One night, Sami disappears from the family apartment without warning. He leaves behind a curt note explaining that he has fled to Syria to join a jihadi group, unnamed in the film but clearly based on Islamic State. Riadh and Nazli are shattered, shellshocked, numb with disbelief. Eventually, a desperate Riadh borrows money from friends and blows the last of his meager retirement funds to turn detective, retracing Sami's journey to the border crossing between Turkey and Syria.
Naturalistic and nuanced, almost to a fault, Dear Son lingers a little too long on its low-key domestic build-up before delivering its gut-wrenching twist. But after Sami's departure for Syria, the film takes a more philosophical trajectory, looking beyond the almost incidental jihadi subplot to chronicle the slow-motion impact of life-changing loss on a father, mother and their marriage. As the timeline extends, there are births and deaths, heavy blows and hard choices.

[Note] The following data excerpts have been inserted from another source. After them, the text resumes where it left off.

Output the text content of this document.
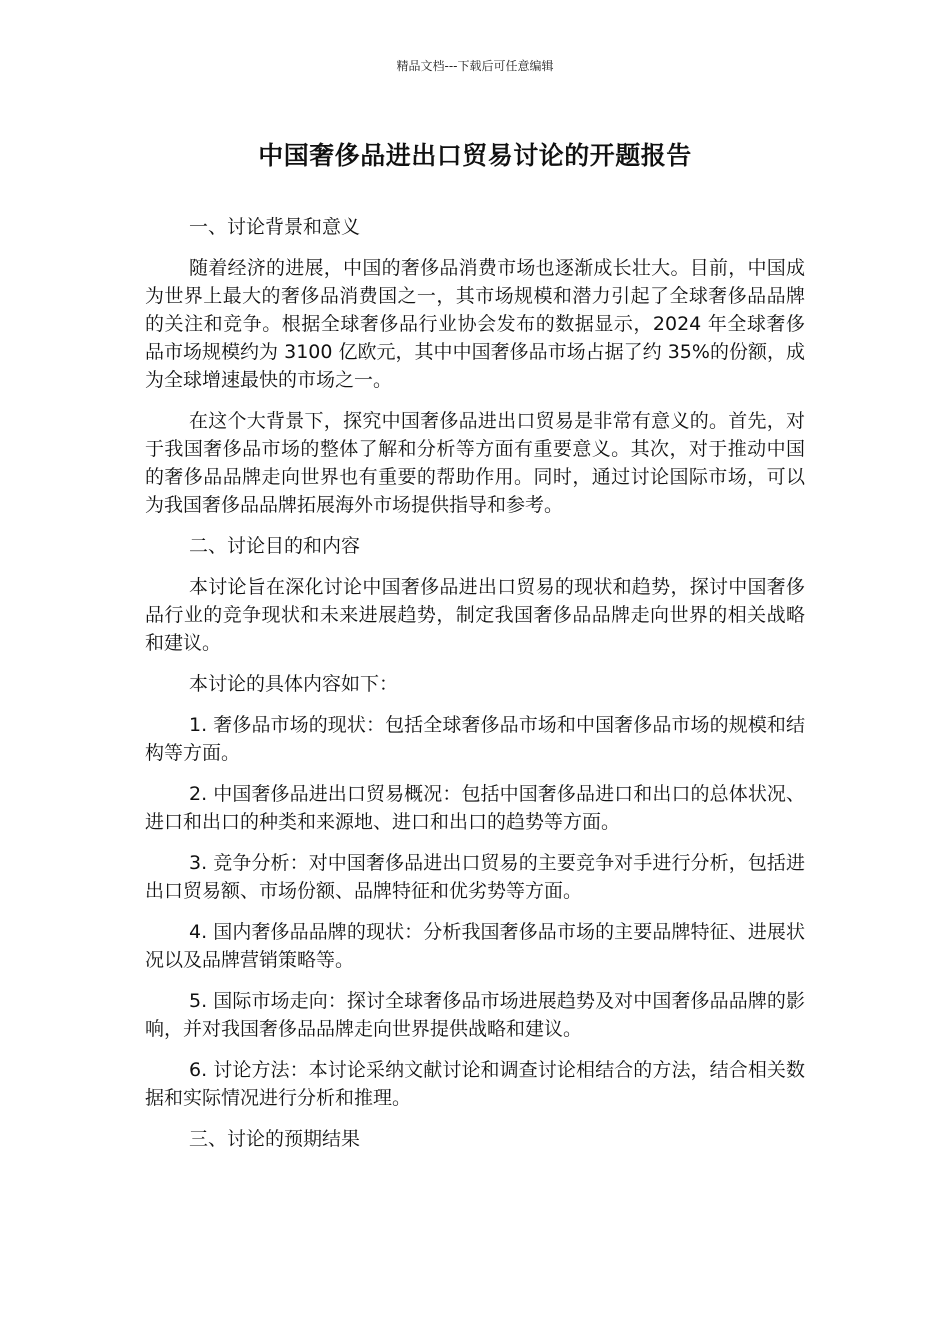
精品文档---下载后可任意编辑
中国奢侈品进出口贸易讨论的开题报告

一、讨论背景和意义

随着经济的进展，中国的奢侈品消费市场也逐渐成长壮大。目前，中国成为世界上最大的奢侈品消费国之一，其市场规模和潜力引起了全球奢侈品品牌的关注和竞争。根据全球奢侈品行业协会发布的数据显示，2024 年全球奢侈品市场规模约为 3100 亿欧元，其中中国奢侈品市场占据了约 35%的份额，成为全球增速最快的市场之一。

在这个大背景下，探究中国奢侈品进出口贸易是非常有意义的。首先，对于我国奢侈品市场的整体了解和分析等方面有重要意义。其次，对于推动中国的奢侈品品牌走向世界也有重要的帮助作用。同时，通过讨论国际市场，可以为我国奢侈品品牌拓展海外市场提供指导和参考。

二、讨论目的和内容

本讨论旨在深化讨论中国奢侈品进出口贸易的现状和趋势，探讨中国奢侈品行业的竞争现状和未来进展趋势，制定我国奢侈品品牌走向世界的相关战略和建议。

本讨论的具体内容如下：

1. 奢侈品市场的现状：包括全球奢侈品市场和中国奢侈品市场的规模和结构等方面。

2. 中国奢侈品进出口贸易概况：包括中国奢侈品进口和出口的总体状况、进口和出口的种类和来源地、进口和出口的趋势等方面。

3. 竞争分析：对中国奢侈品进出口贸易的主要竞争对手进行分析，包括进出口贸易额、市场份额、品牌特征和优劣势等方面。

4. 国内奢侈品品牌的现状：分析我国奢侈品市场的主要品牌特征、进展状况以及品牌营销策略等。

5. 国际市场走向：探讨全球奢侈品市场进展趋势及对中国奢侈品品牌的影响，并对我国奢侈品品牌走向世界提供战略和建议。

6. 讨论方法：本讨论采纳文献讨论和调查讨论相结合的方法，结合相关数据和实际情况进行分析和推理。

三、讨论的预期结果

Implicit in Ben Attia's state-of-the-nation rumination is a critique of how the birthplace of the Arab Spring is now plagued by the twin horrors of Islamist terrorism and economic stagnation. But the picture he paints is not wholly fatalistic. Elevated by Dhrif's soulful, haunted performance and Omar Aloulou's spare, plaintive score, Dear Son finally moves beyond tragedy and becomes a quietly absorbing tribute to the power of human resilience.